Frank then notes, “I have no special reason to doubt the suspicion that Donald Trump is a racist. Either he is one, or (as the comedian John Oliver puts it) he is pretending to be one, which amounts to the same thing. But there is another way to interpret the Trump phenomenon. A map of his support may coordinate with racist Google searches, but it coordinates even better with deindustrialization and despair, with the zones of economic misery that 30 years of Washington’s free-market consensus have brought the rest of America. …The obvious reality [is that] Trumpism is just a crude and ugly expression: that neoliberalism has well and truly failed.”

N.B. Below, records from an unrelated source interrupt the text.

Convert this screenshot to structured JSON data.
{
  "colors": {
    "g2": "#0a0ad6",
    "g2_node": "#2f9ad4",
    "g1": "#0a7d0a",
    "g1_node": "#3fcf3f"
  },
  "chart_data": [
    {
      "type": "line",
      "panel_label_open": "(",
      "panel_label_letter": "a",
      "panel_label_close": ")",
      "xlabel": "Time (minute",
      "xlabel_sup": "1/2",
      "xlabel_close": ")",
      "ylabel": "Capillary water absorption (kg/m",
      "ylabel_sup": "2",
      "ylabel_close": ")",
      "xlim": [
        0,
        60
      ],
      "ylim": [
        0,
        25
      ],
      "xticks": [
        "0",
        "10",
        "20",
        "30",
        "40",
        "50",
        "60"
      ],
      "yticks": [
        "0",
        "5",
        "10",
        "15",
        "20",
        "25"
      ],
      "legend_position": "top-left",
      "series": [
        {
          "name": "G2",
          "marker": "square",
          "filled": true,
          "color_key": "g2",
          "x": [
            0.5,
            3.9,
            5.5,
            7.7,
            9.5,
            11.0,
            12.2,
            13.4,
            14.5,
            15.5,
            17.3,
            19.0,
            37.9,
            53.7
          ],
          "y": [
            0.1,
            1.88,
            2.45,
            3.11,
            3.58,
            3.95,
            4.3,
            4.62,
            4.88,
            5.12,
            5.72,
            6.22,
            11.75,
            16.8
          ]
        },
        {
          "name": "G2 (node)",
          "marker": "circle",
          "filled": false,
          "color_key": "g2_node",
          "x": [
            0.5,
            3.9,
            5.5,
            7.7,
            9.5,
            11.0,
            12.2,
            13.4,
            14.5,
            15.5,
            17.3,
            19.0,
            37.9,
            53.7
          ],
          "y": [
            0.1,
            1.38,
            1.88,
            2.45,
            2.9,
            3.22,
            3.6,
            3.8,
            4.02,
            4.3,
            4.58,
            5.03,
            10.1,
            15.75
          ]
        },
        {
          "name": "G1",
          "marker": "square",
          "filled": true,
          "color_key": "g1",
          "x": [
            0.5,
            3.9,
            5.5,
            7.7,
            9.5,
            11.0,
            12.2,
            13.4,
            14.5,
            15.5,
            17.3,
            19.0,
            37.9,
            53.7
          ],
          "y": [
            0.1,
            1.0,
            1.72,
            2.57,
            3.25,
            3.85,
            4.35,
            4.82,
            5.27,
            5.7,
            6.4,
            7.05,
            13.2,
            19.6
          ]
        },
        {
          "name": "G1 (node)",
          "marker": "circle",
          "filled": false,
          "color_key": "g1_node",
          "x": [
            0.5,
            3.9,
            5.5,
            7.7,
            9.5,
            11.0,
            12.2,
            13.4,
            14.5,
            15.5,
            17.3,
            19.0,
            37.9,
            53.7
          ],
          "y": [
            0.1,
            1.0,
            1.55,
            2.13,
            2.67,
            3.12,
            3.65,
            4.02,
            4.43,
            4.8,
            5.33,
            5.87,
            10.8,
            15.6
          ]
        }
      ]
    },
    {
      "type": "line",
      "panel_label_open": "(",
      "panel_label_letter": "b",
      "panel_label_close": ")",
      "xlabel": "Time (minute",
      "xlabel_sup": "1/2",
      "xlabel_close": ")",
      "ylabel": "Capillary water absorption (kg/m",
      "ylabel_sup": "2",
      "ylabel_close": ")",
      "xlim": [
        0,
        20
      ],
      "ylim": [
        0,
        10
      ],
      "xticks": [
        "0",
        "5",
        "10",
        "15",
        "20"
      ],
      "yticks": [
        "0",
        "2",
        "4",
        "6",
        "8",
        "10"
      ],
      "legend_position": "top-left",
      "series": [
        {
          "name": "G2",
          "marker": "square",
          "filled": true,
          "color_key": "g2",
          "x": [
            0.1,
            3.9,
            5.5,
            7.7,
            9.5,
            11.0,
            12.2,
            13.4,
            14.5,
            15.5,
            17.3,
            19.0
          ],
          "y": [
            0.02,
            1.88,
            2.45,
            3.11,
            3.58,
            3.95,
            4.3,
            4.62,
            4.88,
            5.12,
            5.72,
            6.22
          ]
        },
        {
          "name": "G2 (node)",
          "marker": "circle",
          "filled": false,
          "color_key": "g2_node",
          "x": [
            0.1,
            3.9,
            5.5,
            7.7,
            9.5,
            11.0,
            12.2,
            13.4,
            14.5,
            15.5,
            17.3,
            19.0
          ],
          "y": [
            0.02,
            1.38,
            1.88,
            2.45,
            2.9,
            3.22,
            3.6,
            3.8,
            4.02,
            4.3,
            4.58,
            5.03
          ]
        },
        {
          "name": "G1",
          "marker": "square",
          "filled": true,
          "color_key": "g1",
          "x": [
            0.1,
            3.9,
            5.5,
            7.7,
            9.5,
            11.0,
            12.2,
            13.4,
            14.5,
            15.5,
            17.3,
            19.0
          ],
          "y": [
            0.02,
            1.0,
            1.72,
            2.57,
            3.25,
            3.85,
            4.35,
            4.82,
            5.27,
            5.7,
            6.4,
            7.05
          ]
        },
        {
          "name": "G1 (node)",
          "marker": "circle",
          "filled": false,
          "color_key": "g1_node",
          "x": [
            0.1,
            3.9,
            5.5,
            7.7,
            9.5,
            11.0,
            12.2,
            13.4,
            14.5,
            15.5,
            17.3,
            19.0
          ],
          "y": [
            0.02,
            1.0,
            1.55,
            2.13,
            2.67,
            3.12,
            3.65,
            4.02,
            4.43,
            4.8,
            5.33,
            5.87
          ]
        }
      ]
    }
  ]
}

Trudeau may see ‘political posturing in the election cycle’, but Council of Canadians trade campaigner Sujata Dey has commented, “In Europe, many of the right-wing parties such as France’s Front National or Poland’s Law and Justice Party are opposing free trade agreements. At the same time, from the left of the spectrum, voices such as Bernie Sanders and Jeremy Corbyn are also targeting free trade. …In the meantime, the centre and centre-left fail to gain steam. There is a reason for this. It is important for all political parties to address these issues. Inequality, whether determined by income, gender, race, disability or sexual orientation, is very much alive. And these deals are not making it better.”